The title isn’t exclusive and can mean a wide variety of things.

The poster you’re responding to wasn’t talking about hysterics in the thread, rather, s/he was referring to the “hysterical” reactions the OP says s/he gets IRL when she discusses this issue with people. The poster you’re responding to is explaining to the OP that s/he gets these “hysterical reactions” because she’s using language that is perfectly acceptable in her own ideolect, yet perfectly offensive in standard usage.

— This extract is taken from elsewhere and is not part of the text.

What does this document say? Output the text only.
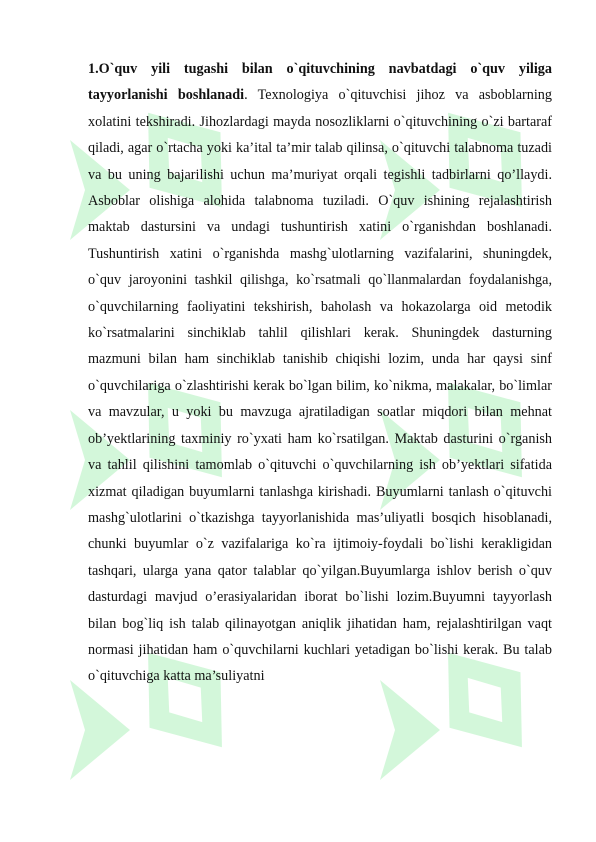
1.O`quv yili tugashi bilan o`qituvchining navbatdagi o`quv yiliga tayyorlanishi boshlanadi. Texnologiya o`qituvchisi jihoz va asboblarning xolatini tekshiradi. Jihozlardagi mayda nosozliklarni o`qituvchining o`zi bartaraf qiladi, agar o`rtacha yoki ka’ital ta’mir talab qilinsa, o`qituvchi talabnoma tuzadi va bu uning bajarilishi uchun ma’muriyat orqali tegishli tadbirlarni qo’llaydi. Asboblar olishiga alohida talabnoma tuziladi. O`quv ishining rejalashtirish maktab dastursini va undagi tushuntirish xatini o`rganishdan boshlanadi. Tushuntirish xatini o`rganishda mashg`ulotlarning vazifalarini, shuningdek, o`quv jaroyonini tashkil qilishga, ko`rsatmali qo`llanmalardan foydalanishga, o`quvchilarning faoliyatini tekshirish, baholash va hokazolarga oid metodik ko`rsatmalarini sinchiklab tahlil qilishlari kerak. Shuningdek dasturning mazmuni bilan ham sinchiklab tanishib chiqishi lozim, unda har qaysi sinf o`quvchilariga o`zlashtirishi kerak bo`lgan bilim, ko`nikma, malakalar, bo`limlar va mavzular, u yoki bu mavzuga ajratiladigan soatlar miqdori bilan mehnat ob’yektlarining taxminiy ro`yxati ham ko`rsatilgan. Maktab dasturini o`rganish va tahlil qilishini tamomlab o`qituvchi o`quvchilarning ish ob’yektlari sifatida xizmat qiladigan buyumlarni tanlashga kirishadi. Buyumlarni tanlash o`qituvchi mashg`ulotlarini o`tkazishga tayyorlanishida mas’uliyatli bosqich hisoblanadi, chunki buyumlar o`z vazifalariga ko`ra ijtimoiy-foydali bo`lishi kerakligidan tashqari, ularga yana qator talablar qo`yilgan.Buyumlarga ishlov berish o`quv dasturdagi mavjud o’erasiyalaridan iborat bo`lishi lozim.Buyumni tayyorlash bilan bog`liq ish talab qilinayotgan aniqlik jihatidan ham, rejalashtirilgan vaqt normasi jihatidan ham o`quvchilarni kuchlari yetadigan bo`lishi kerak. Bu talab o`qituvchiga katta ma’suliyatni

That’s pretty close to what you’re saying too, idn’it?

Count Olaf!

How goes the plot to separate the Beaudelaire orphans from their legacy?

OK, that’s you. But who are you to decide what someone else’s familial obligations are? And what difference does the risks involved in bearing children matter? I’ve given birth to two kids, and at no time during the pregnancies and deliveries was my life ever in danger. Does that mean my kids have less obligation to me?

Can you explain this a little more? Whose sense of trust is at issue here? How could it possibly affect a third party’s relationship with the individuals? My adoption has no bearing whatsoever on my relationship with my teachers, friends, or anyone else, and why should it?

Can you explain WHY a child should be raised among people of his or her own background?

Thank you for releasing my pressure valve! I was about to blow a gasket until I read this. You made my night!

It’s very kind of you to say so.

Sorry not to respond sooner - I was threatening my children with death if they failed to call me “daddy”, and all my daughter did was roll her eyes and tell me to switch to decaf.

Regards,
Shodan

You are a better adoptive parent than I am…having rescued my indentured servant from a miserable life, I feel that I should be addressed as “Mistress” and had him scrub the bathroom this morning with his toothbrush while my spoiled biological child watched and laughed at him and called me Mommy.

I remind my children all the time that life isn’t fair.

Don’t forget. He has to live in the tiny room under the stairs, too.